For Release 7/1/2008

Transport researcher Brian Guckian and environmental campaigner Tadhg Crowley have said that the forthcoming economic downturn made future capital funding for any rail link additional to the M3 extremely doubtful, especially as a railway would also take lucrative toll revenue from the motorway.

Mr. Guckian pointed to a study he completed in 2005 that showed the M3 in its current form would also generate total costs, conservatively estimated, of at least 5.6 billion over 30 years due to its CO2 emissions, increased fuel dependency and tolling arrangements.

Mr. Crowley and Mr. Guckian added that the National Monument at Lismullin Co. Meath, which is now under threat from the M3 motorway works, can still be preserved and reconstructed using mechanisms provided for in the MASTER Plan, and that there were sufficient remaining structures and archaeological data on hand to facilitate this work.

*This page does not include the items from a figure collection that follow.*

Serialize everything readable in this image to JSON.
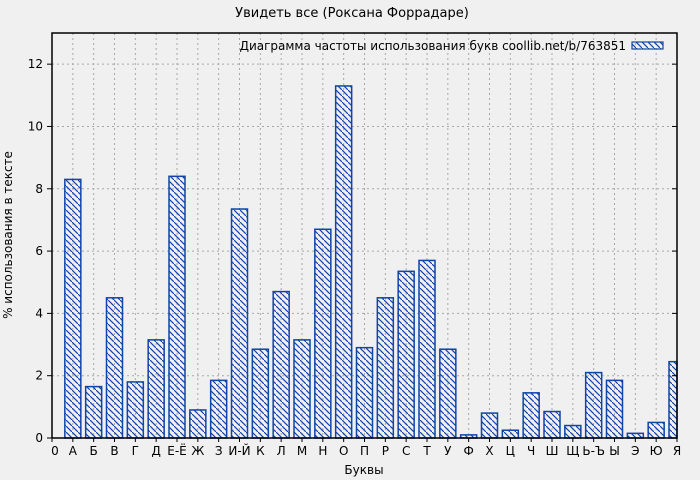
{
  "chart_data": {
    "type": "bar",
    "title": "Увидеть все (Роксана Форрадаре)",
    "legend": "Диаграмма частоты использования букв coollib.net/b/763851",
    "legend_position": "top-right-inside",
    "xlabel": "Буквы",
    "ylabel": "% использования в тексте",
    "origin_label": "0",
    "ylim": [
      0,
      13
    ],
    "ytick_step": 2,
    "ytick_max": 12,
    "grid": true,
    "hatch_style": "diagonal-backslash",
    "colors": {
      "bar": "#0f45a8",
      "background": "#f0f0f0",
      "grid": "#a8a8a8",
      "text": "#000000"
    },
    "categories": [
      "А",
      "Б",
      "В",
      "Г",
      "Д",
      "Е-Ё",
      "Ж",
      "З",
      "И-Й",
      "К",
      "Л",
      "М",
      "Н",
      "О",
      "П",
      "Р",
      "С",
      "Т",
      "У",
      "Ф",
      "Х",
      "Ц",
      "Ч",
      "Ш",
      "Щ",
      "Ь-Ъ",
      "Ы",
      "Э",
      "Ю",
      "Я"
    ],
    "values": [
      8.3,
      1.65,
      4.5,
      1.8,
      3.15,
      8.4,
      0.9,
      1.85,
      7.35,
      2.85,
      4.7,
      3.15,
      6.7,
      11.3,
      2.9,
      4.5,
      5.35,
      5.7,
      2.85,
      0.1,
      0.8,
      0.25,
      1.45,
      0.85,
      0.4,
      2.1,
      1.85,
      0.15,
      0.5,
      2.45
    ]
  }
}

It would then be protected, along with other important sites in the area, via designation of the region as a UNESCO World Heritage site called the Meath World Heritage Park.

The MASTER Plan - standing for Model Archaeological and Sustainable Economic Region - is an advanced development plan that solves the current issues around the controversial M3 motorway without any re-routing, preserves the Tara Landscape as a cultural resource, and provides a high-quality rail link serving the population centres of Ashbourne, Dunshaughlin, Navan and Kells.

A further element of the Plan is conversion of the northern "footprint" of the M3 beyond Dunshaughlin to the "2+1" road format and the replacement of the section through the Tara-Skryne Valley with 2+1 on the existing N3 primary road. The modifications would be made possible by dramatically reduced traffic volumes brought about by the complementary rail and coach services which would operate at high-frequency and capacity.

These aspects of the plan would save 350m in costs that would then be used to buy out the project's toll scheme and permit rapid re-construction of the nearby rail link, which has been delayed indefinitely due to competition from the double-tolled motorway.

Mr. Guckian and Mr. Crowley said that they were satisfied that they had submitted a creative, responsible and extremely cost-effective plan to government, and welcomed broad support for the framework to date. "Sustainable development brings with it very significant economic savings and benefits, and we believe we have offered an excellent choice on this issue to those in power; one that represents effective, "joined-up" thinking. The works in the Tara-Skryne Valley can be halted immediately and our proposals implemented; it is simply a matter of collective will on the part of the Cabinet", they said.

The Plan has been circulated to the Taoiseach and to several Ministers including those with responsibility for Transport; Environment; Energy & Communications; and Arts, Sport & Tourism. It is also with Meath County Council and has been available to the public since its launch in September. A detailed Implementation Roadmap for the Plan was circulated to government departments prior to Christmas.